Background: Hypoxic-ischemic injuries following birth asphyxia often lead to long-term neurological sequelae, including visual impairments, due to cortical and retinal injuries in affected neonates. Although treatment with sildenafil has been shown to improve retinal function following term neonatal asphyxia, the underlying mode of action explaining this improvement remains yet to be elucidated. Our goal is to determine the impact of sildenafil on retinal neurons and glial cells following hypoxic-ischemic injury.

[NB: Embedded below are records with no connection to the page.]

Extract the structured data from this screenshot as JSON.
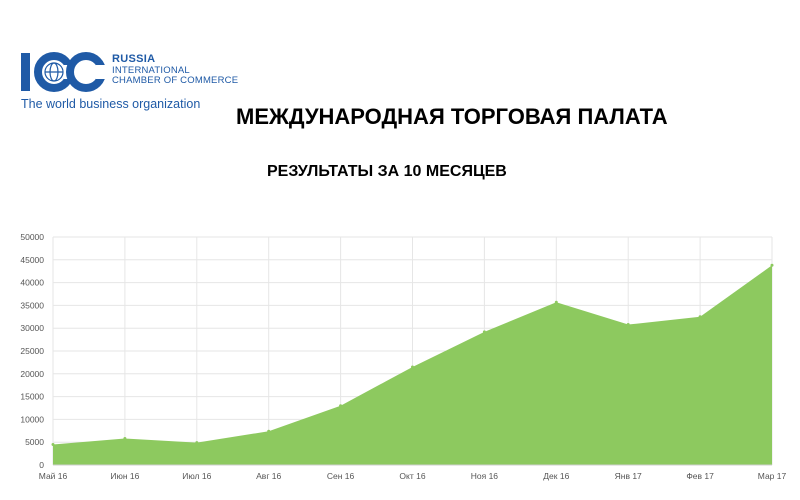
{
  "logo": {
    "mark_text": "ICC",
    "line1": "RUSSIA",
    "line2": "INTERNATIONAL",
    "line3": "CHAMBER OF COMMERCE",
    "tagline": "The world business organization",
    "color": "#1f5aa6"
  },
  "header": {
    "title": "МЕЖДУНАРОДНАЯ ТОРГОВАЯ ПАЛАТА",
    "subtitle": "РЕЗУЛЬТАТЫ ЗА 10 МЕСЯЦЕВ"
  },
  "chart_data": {
    "type": "area",
    "categories": [
      "Май 16",
      "Июн 16",
      "Июл 16",
      "Авг 16",
      "Сен 16",
      "Окт 16",
      "Ноя 16",
      "Дек 16",
      "Янв 17",
      "Фев 17",
      "Мар 17"
    ],
    "values": [
      4500,
      5800,
      4900,
      7400,
      13000,
      21500,
      29200,
      35700,
      30800,
      32500,
      43800
    ],
    "ylim": [
      0,
      50000
    ],
    "yticks": [
      0,
      5000,
      10000,
      15000,
      20000,
      25000,
      30000,
      35000,
      40000,
      45000,
      50000
    ],
    "ytick_labels": [
      "0",
      "5000",
      "10000",
      "15000",
      "20000",
      "25000",
      "30000",
      "35000",
      "40000",
      "45000",
      "50000"
    ],
    "grid": true,
    "legend": "none",
    "fill_color": "#8dc95f",
    "title": "",
    "xlabel": "",
    "ylabel": ""
  }
}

Methods: Neonatal hypoxia-ischemia (HI) was induced in male Long-Evans rat pups at postnatal day 10 (P10) by left common carotid ligation followed by 2-hour exposure to 8% oxygen. 12 hours following HI, animals were randomly administered 0 (vehicle), 2, 10 or 50 mg/kg of sildenafil for 7 consecutive days. At P30, rats were sacrificed and their eyes were extracted. Immunohistochemistry was performed to examine retinal ganglion cells (Brn3a), bipolar cells (Chx10), astrocytes (GFAP) and microglia (Iba1) in order to assess the neuronal count and the inflammatory response in the retina following HI and the impact of the sildenafil treatment. In addition, the ratio of activated to non-activated Muller cells was assessed by co-staining Nestin and GS respectively.
Results: In the retina, HI caused a decrease in the number of retinal ganglion cells and bipolar cells, as well as an increase in inflammation marked by an increase in the number of astrocytes and an increase in the ratio of activated to non-activated Muller cells. Sildenafil treatment restored the number of retinal ganglion cells and bipolar cells, as well as reduced neuroinflammation by decreasing the number of astrocytes and the number of activated Muller cells.
Conclusions: Sildenafil seems to improve retinal injuries by reestablishing retinal neuron numbers back to sham levels and modulating inflammation following HI.